Sunday, April 23, 2017

Report on Clipper Round the World Race Deaths Released

The Clipper Round the World Race is a race around the world held every two years sailed with a professional captain and paying amateur crews. In nine races starting in 1996, the contests were sailed without loss of life. That tragically changed in the 2015-2016 race, when two sailors, Andrew Ashman, 49, and Sarah Young, 40, both died in separate incidents on the same boat, IchorCoal. Last week, the UK's Marine Accident Investigation Board (MAIB) released their report on the two deaths. The report recommended that a second professional seafarer be aboard the boats during the race, that man-overboard drills be increased and that the use and strength of certain high strength lines aboard the boats should be re-evaluated. 

Andrew Ashman died due to neck injuries when the boat gybed twice unexpectedly in September, 2105. They were sailing at night in the Atlantic off the cast of Portugal on the fourth day of the race.  Ashman was one of the more experienced amateur sailors aboard, having sailed all his life. In recognition of his experience, he was made one of the 'Watch Leaders" who were responsible for supervising the deck when the captain was below, either sleeping or performing other duties.  

The first tragedy began with equipment failure — a failed preventer strop. The boat was on a broad reach, sailing at night, with a relatively inexperienced helmsman. The wind had been around 20 knots but was increasing with gusts to 30 knots. Andrew Ashman decided that it was time to reef the main. With the concurrence of the captain, who was awake but below deck, Ashman began to organize the crew to start taking in the reef.  He was clipped onto a D ring in the cockpit was standing in what is termed a "danger zone," an area on other side of the main sheet traveler.

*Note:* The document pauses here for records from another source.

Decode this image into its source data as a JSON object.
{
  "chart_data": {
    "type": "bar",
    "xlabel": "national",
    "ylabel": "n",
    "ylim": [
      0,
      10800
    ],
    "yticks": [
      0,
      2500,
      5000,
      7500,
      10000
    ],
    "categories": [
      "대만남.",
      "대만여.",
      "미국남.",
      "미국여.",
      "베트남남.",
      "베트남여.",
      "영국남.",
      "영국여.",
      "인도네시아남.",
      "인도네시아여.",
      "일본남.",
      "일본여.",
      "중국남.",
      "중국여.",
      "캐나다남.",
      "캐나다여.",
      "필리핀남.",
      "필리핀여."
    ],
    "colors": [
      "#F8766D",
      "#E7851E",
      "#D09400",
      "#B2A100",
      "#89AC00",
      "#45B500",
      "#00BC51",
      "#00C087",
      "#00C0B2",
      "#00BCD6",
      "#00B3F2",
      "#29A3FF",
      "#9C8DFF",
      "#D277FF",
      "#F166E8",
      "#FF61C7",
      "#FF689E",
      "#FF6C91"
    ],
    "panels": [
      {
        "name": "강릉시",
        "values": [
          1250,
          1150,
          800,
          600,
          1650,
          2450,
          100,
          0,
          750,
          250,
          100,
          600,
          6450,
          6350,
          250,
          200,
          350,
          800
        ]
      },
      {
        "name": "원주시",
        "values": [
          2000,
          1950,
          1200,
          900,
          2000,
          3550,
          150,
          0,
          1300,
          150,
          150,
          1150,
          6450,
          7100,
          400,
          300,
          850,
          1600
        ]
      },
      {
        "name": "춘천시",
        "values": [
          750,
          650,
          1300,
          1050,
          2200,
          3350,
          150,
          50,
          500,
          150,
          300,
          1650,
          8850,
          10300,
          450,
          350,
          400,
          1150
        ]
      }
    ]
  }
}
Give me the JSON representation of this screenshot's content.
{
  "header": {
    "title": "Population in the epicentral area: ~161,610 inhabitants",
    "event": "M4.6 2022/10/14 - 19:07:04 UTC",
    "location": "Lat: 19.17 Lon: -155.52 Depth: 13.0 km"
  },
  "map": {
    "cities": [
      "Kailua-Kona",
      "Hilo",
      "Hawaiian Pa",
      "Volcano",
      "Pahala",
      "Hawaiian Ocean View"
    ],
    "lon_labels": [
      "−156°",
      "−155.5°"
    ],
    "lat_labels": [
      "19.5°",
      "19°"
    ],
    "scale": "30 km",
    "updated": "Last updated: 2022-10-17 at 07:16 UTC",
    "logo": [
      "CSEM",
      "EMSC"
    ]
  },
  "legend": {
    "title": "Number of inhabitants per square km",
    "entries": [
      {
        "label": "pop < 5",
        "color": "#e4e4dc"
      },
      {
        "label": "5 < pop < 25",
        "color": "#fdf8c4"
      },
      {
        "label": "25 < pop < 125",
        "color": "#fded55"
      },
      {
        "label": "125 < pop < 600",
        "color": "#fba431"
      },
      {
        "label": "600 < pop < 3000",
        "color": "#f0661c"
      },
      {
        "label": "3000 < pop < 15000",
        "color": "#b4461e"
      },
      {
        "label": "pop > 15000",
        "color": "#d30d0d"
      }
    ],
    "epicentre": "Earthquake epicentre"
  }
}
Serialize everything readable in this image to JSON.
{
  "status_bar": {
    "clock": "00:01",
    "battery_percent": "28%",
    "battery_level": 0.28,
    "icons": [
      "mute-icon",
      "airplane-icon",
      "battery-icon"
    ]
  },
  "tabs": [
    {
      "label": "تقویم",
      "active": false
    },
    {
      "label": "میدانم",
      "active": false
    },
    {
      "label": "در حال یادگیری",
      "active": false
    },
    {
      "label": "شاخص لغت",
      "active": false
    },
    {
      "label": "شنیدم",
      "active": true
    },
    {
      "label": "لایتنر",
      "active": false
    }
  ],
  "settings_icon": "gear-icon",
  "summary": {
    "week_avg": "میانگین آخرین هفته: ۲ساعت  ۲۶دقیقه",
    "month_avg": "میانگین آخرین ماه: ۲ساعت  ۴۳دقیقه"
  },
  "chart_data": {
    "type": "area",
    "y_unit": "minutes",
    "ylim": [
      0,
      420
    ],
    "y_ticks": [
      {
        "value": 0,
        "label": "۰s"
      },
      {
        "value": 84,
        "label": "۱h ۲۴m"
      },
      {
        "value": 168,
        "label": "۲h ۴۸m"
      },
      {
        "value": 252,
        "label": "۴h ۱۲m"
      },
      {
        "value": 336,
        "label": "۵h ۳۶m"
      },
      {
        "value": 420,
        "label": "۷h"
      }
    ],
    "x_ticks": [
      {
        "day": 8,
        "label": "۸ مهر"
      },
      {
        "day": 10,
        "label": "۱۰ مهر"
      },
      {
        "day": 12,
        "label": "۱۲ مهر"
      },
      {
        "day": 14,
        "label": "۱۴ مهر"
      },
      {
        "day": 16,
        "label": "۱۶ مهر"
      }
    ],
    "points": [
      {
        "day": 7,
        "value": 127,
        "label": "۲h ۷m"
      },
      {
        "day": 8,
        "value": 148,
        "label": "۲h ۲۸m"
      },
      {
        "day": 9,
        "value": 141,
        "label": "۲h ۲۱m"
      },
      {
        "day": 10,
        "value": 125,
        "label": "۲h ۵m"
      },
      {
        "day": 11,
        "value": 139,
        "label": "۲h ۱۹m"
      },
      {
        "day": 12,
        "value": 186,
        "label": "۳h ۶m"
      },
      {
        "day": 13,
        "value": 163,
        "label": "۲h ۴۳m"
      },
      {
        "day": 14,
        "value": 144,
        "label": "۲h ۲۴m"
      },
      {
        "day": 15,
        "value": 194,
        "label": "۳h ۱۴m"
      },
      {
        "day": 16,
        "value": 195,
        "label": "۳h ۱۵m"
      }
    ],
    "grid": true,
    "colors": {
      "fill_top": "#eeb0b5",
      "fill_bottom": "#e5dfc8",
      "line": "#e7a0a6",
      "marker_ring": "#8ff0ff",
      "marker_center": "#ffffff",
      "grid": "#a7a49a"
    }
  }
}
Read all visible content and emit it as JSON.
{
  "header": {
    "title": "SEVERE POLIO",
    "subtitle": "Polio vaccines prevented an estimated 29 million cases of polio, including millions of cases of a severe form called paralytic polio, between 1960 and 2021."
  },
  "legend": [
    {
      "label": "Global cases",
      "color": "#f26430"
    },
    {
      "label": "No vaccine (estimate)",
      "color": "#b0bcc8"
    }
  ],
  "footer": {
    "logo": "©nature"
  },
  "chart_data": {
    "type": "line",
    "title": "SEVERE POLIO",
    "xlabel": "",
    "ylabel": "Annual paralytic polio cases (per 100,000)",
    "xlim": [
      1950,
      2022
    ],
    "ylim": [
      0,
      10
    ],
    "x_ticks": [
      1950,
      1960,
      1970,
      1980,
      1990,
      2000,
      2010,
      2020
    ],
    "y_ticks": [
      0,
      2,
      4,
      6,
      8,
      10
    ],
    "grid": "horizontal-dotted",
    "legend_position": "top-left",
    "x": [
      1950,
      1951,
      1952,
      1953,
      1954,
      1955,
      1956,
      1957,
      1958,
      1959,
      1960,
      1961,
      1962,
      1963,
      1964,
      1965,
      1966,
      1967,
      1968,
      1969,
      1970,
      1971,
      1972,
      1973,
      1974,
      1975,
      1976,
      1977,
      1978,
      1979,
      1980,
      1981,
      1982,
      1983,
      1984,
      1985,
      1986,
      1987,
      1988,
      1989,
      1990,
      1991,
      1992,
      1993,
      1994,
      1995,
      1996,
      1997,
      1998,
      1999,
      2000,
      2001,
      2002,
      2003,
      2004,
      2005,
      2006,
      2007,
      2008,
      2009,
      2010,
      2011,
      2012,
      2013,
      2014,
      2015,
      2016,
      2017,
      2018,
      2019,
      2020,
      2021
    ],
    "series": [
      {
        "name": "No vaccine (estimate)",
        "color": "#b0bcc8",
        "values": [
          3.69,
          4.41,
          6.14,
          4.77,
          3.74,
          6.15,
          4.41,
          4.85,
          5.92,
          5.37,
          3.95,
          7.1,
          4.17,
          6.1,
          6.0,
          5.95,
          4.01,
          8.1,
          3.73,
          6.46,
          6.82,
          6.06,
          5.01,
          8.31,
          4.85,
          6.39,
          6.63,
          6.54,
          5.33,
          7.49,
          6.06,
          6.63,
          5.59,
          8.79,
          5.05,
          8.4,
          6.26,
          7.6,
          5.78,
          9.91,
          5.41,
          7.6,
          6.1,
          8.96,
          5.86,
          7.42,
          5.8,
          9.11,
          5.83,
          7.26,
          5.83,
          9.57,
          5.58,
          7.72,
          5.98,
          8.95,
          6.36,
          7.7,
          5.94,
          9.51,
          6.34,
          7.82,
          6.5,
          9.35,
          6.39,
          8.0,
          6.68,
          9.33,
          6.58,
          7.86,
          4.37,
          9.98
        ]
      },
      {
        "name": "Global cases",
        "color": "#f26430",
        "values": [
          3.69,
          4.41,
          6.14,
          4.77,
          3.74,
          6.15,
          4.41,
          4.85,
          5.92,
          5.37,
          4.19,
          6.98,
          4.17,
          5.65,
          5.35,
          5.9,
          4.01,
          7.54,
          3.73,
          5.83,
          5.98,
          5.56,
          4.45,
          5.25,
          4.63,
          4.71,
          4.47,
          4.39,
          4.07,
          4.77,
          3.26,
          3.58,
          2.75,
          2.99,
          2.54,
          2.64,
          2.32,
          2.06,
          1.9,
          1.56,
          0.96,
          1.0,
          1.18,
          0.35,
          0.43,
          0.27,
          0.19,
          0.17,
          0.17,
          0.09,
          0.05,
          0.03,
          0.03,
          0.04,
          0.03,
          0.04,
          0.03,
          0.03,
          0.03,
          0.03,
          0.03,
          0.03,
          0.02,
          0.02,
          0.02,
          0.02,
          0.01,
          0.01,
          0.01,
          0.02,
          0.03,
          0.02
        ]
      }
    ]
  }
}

He stepped over the traveler and moved a step or two forward when the boat gybed unexpectedly to starboard and then quickly gybed back again to port.  The strop holding the preventer, the line intended to prevent the boom from flying uncontrolled across the deck during a gybe, broke. While it is likely that the boom passed well over his head, Ashman was probably hit by the main sheet as the traveler slid back and forth as the boat gybed to one side and then the other. He also could have been hurt by his fall. However and by whatever Ashman was hit, he suffered severe injuries to his neck and died. One of the crew on his watch, who attempted to revive Ashman, was Sarah Young.

In March, 2016, in heavy weather with the boat running downwind in the Pacific, Sarah Young had gone below to wake other crew members to help in sail handling. She came back into the cockpit but neglected to clip her harness onto a jack-line, d-ring, or other anchor. A wave striking the boat knocked her down and a second wave, breaking in the cockpit, carried her over the side.

Young was not wearing an exposure suit when she was washed over the side, but was wearing an inflatable PDF with a light and an AIS transponder.  When she went overboard, a crew member pushed the "Man Overboard" button on the GPS plotter to help mark her position. Because of the high winds, the captain couldn't turn the boat to return to where Young had fallen overboard without first striking the headsails. It took almost an hour to strike the sails and to motor back to where Young was drifting in the water and another twenty minutes to get her aboard. By the time they got her on deck she was unconscious. All attempts to revive her failed.

In both deaths, human error played a key role. If Andrew Ashman had not been in the "danger zone" when the boat gybed, or if Sarah Young had not failed to clip her safety harness, each might have survived. The MAIB also concluded that there was a lack of effective supervision aboard and that the boat may not have maintained a "robust safety culture."

From the report:

Lack of effective supervision featured in both accidents. … Effective supervision at the time of the previous accident would have provided an opportunity to challenge Andrew's decision to enter and remain in the cockpit danger zone. It would also have provided an opportunity to prompt him to put a more experienced crew member on the helm as steering became more difficult. The prevailing conditions and circumstances at the time of the second accident prevented the skipper from identifying that Sarah was not clipped on. However continual effective supervision during the Race prior to the accident would have provided an opportunity to challenge similar previous lapses by the crew, and would have instilled a more robust safety culture on board.